After signing on for one segment of the 3 extreme triptych, in 2005 he completed his “revenge trilogy” with Lady Vengeance, which this time, as its title suggests, focused on a female character. A heroine accused of murdering a little boy is out for revenge after being released from prison. Violent work imbued with black humor that reveals all the talent of the filmmaker.
A bloody adaptation of Emile Zola
He tried his hand at a lighter register in 2007 with I Am Cyborg, a strange and melancholic love story between two patients in a psychiatric hospital. A film he describes himself “Breath of Fresh Air” Among his various projects, and which won him the Berlinale’s Aflerd Bauer Prize for Most Innovative Film.
In 2009, Thirst, This Is My Blood, hit our screens, a daring re-read Teresa Rakin by Emile Zola… with vampires! We follow the forbidden romance between a priest turned creature of the night and his friend’s wife. It’s the fourth time he’s been there with his favorite actor, Song Kang-ho. The feature film won the Jury Prize at the 62nd Cannes Film Festival.
Internationally sought after talent
Three years later, the Korean traveled to the USA for the first time with Stocker. He directs this family thriller, written by Wentworth Miller (Michael Scofield of Prison Break), Nicole Kidman and Mia Wasikowska. In 2016, he returned to his native Korea with Sulfur Mademoiselle, adapted A novel by the British writer Sarah Waters, at your fingertips
Although he left the Cannes Film Festival empty-handed, where the film was in official competition, the director returned to the Croisette the following year as a member of the jury, chaired by Pedro Almodovar and alongside Will Smith and Jessica Chastain. In 2018, Park Chan-wook takes on a new format with British spy mini-series The Little Drummer Girl starring Alexander SkarsgÄrd, Florence Pugh and Michael Shannon.
Get back to basics
It’s back in French cinemas from June 27 decision to leave, a romantic thriller in which a detective falls in love with a widow he suspects of her husband’s murder. Lacking the shocking scenes that the director has become accustomed to, this film seems to celebrate the calmness of his style. It is called A “A film for adults. Instead of telling the story of mourning as a tragic event, I tried to awaken it with sophistication, elegance and humor in a way that would touch adults. »

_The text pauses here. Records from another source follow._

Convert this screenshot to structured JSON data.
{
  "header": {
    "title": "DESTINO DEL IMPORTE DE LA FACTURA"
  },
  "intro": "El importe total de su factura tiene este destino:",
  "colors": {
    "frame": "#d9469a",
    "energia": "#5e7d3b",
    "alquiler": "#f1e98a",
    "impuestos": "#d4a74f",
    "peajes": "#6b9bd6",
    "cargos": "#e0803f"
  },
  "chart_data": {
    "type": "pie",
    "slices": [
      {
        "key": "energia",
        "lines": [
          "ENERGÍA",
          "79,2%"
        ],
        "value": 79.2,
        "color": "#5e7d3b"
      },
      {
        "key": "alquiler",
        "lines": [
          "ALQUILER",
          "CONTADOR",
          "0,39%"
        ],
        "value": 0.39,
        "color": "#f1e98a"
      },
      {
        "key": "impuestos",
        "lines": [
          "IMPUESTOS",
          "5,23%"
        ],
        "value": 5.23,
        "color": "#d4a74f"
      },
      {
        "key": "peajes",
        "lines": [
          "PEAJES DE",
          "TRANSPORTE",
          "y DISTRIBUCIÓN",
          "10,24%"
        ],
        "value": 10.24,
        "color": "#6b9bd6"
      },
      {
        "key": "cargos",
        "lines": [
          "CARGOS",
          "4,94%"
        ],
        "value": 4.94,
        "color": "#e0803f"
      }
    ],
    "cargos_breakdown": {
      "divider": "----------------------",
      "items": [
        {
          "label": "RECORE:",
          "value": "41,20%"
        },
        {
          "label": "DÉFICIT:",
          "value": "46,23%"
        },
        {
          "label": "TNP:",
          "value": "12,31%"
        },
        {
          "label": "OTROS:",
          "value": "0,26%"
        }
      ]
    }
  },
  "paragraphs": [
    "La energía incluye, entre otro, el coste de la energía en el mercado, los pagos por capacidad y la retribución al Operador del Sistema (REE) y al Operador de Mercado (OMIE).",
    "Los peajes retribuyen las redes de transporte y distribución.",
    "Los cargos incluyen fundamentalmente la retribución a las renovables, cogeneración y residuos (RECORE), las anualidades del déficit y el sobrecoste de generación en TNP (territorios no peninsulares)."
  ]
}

Tang Wei, Park Chan-wook and Park Hae-il at a photocall for ‘Decision to Leave’ at the 75th Cannes International Film Festival on May 24, 2022.
Yet it is a return to the sources of Park Chan-wook, who here pays homage to the man who influenced him and pushed him into cinema: Alfred Hitchcock. Indeed, while watching him break into a cold sweat at a student party, he discovers his vocation. The projection is all the more important because there he meets the one who will become his wife.
Similar to James Stewart’s obsession with the mysterious Kim Novak, Park Haley plays a conscientious Korean detective who begins to track down and observe the prime suspect in his case, a Chinese widow (Tang Wei) unfazed by the death of her husband. His shadowing turns into a game of seduction and their interrogation sessions become a mock trial.
If the decision to leave didn’t allow Park Chan-wook to win the Palme d’Or at the last Cannes Film Festival, where the film was in official competition, this regular on the Croisette stage still walked away with the prize. “I wanted to make a film that could captivate and captivate the audience in a progressive and almost imperceptible way.”. successful bet.